A cinq heures quarante minutes du matin, nous quittons Toubacouta. La pluie qui est tombée à torrents pendant toute la nuit a détrempé le chemin. Aussi est-il devenu excessivement glissant et n’avançons-nous qu’avec mille précautions. De plus, la brousse est excessivement haute et nous fouette à chaque instant le visage. En peu de temps les gouttes d’eau dont elle est couverte nous ont complètement inondés. Heureusement les nuages se sont dissipés au lever du jour et le soleil qui va paraître ne tardera pas à nous sécher.

L’envoyé de Guimmé-Mahmady, le chef du Sandougou, chevauche en tête de la caravane et nous montre le chemin. Aussi marchons-nous sans hésitation aucune. La route ne présente, du reste, aucune difficulté. Elle se déroule au milieu de vastes et beaux lougans de mil, bien cultivés.

Cette région est certes une des plus fertiles que j’aie visitées au Soudan. Toutes les plantes qui servent à l’alimentation des indigènes y croissent d’une façon remarquable. Le mil, entre autres, y donne un rendement considérable et bien supérieur à celui des mils des autres régions. Les variétés qui sont cultivées là ne sont pourtant pas différentes de celles des pays voisins. Le sol est plus riche et les cultivateurs plus soigneux et plus travailleurs, et voilà tout.

Depuis mon départ de Kayes, je n’avais vu, par-ci par-là, que quelques rares échantillons de Caïl-cédrat, ce beau végétal, si commun et si précieux dans certaines régions du Soudan Français. C’est là que je commençai à le retrouver en notable quantité et que j’en vis des spécimens vraiment remarquables.

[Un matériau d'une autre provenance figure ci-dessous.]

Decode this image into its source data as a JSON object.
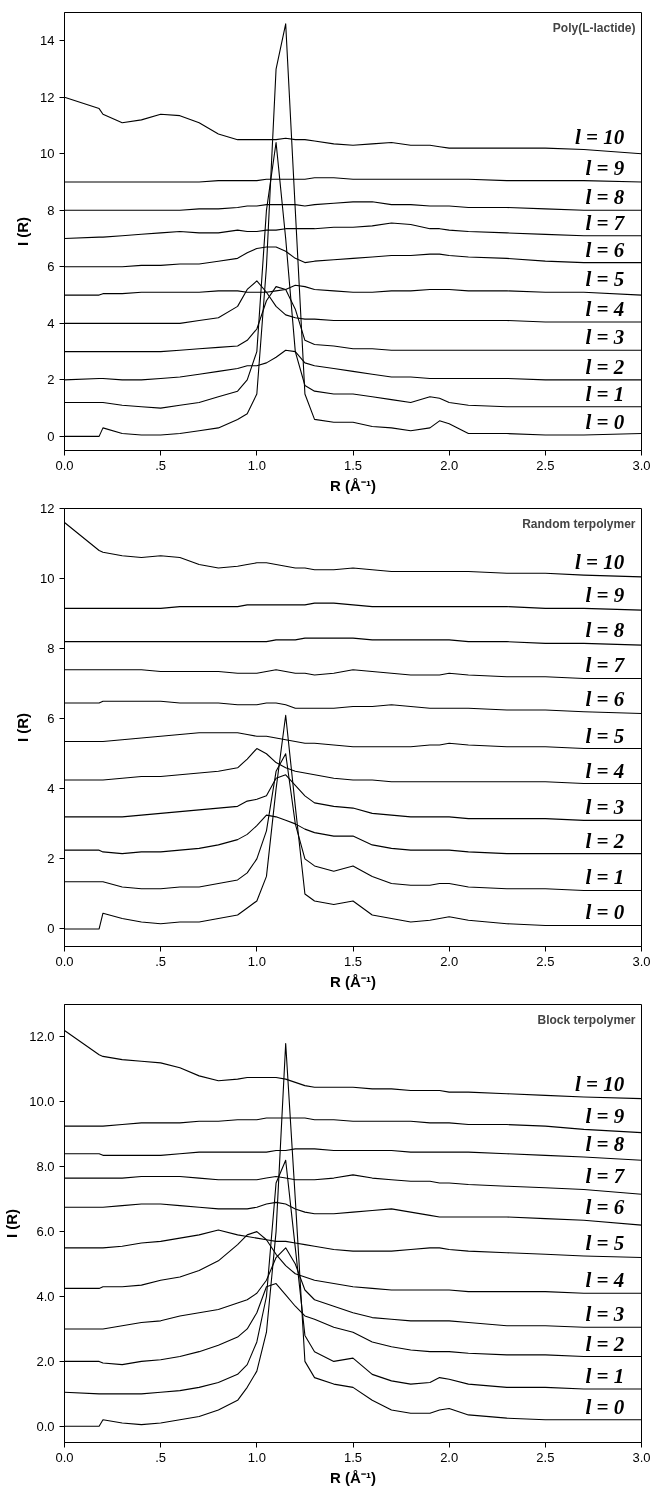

Le Caïl-cédrat est un bel arbre qui atteint des proportions fort remarquables. Les indigènes du Soudan le désignent presque partout sous le nom de « Diala ». C’est le Khaya Senegalensis G. et Per. de la famille des Cédrélacées. Sa tige, droite, prend parfois de telles dimensions qu’on y peut creuser des pirogues de toutes pièces. Je me souviens avoir franchi la Gambie à Sillacounda (Niocolo) dans une embarcation de ce genre, qui n’avait pas moins de quatre mètres de longueur sur cinquante centimètres de largeur et trente-cinq de profondeur. Elle avait été creusée dans une seule bille de Caïl-cédrat, ce qui permet de supposer que l’arbre qui l’avait fournie devait être énorme.

Son écorce est large, cintrée, fendillée légèrement, rougeâtre et couverte d’un épiderme presque lisse et d’un gris blanchâtre. Sa cassure est grenue en dehors, puis un peu lamelleuse et formée en dedans par une série simple de fibres ligneuses aplaties et agglutinées. Elle est dure, cassante, fort lourde, amère et légèrement odorante. Si on y pratique une incision intéressant toute son épaisseur, il s’écoule par la blessure un liquide rougeâtre qui se coagule à l’air libre en une petite masse résineuse de couleur brune très foncée. Si, enfin, on fait brûler des morceaux de ce bois, la fumée qu’ils donnent exhale une odeur douce et caractéristique. Aussi est-il impossible de s’en servir pour faire cuire des aliments grillés ou rôtis, car ils s’en imprègnent tellement qu’ils sont, de ce fait, absolument exécrables à manger. Les cendres que l’on obtient en faisant brûler le Caïl-cédrat à l’air libre renferment une grande quantité de nitrate de potasse, et sont d’une blancheur immaculée. C’est, du reste, à la présence de ce sel, je crois, qu’il faut attribuer la propriété toute particulière que possède ce végétal de brûler rapidement, même lorsqu’il est vert. Je me souviens, étant à Koundou, avoir ainsi enflammé une planche de Caïl-cédrat, rien qu’en y posant mon cigare allumé. En quelques minutes, cinq centimètres carrés se consumèrent de ce fait.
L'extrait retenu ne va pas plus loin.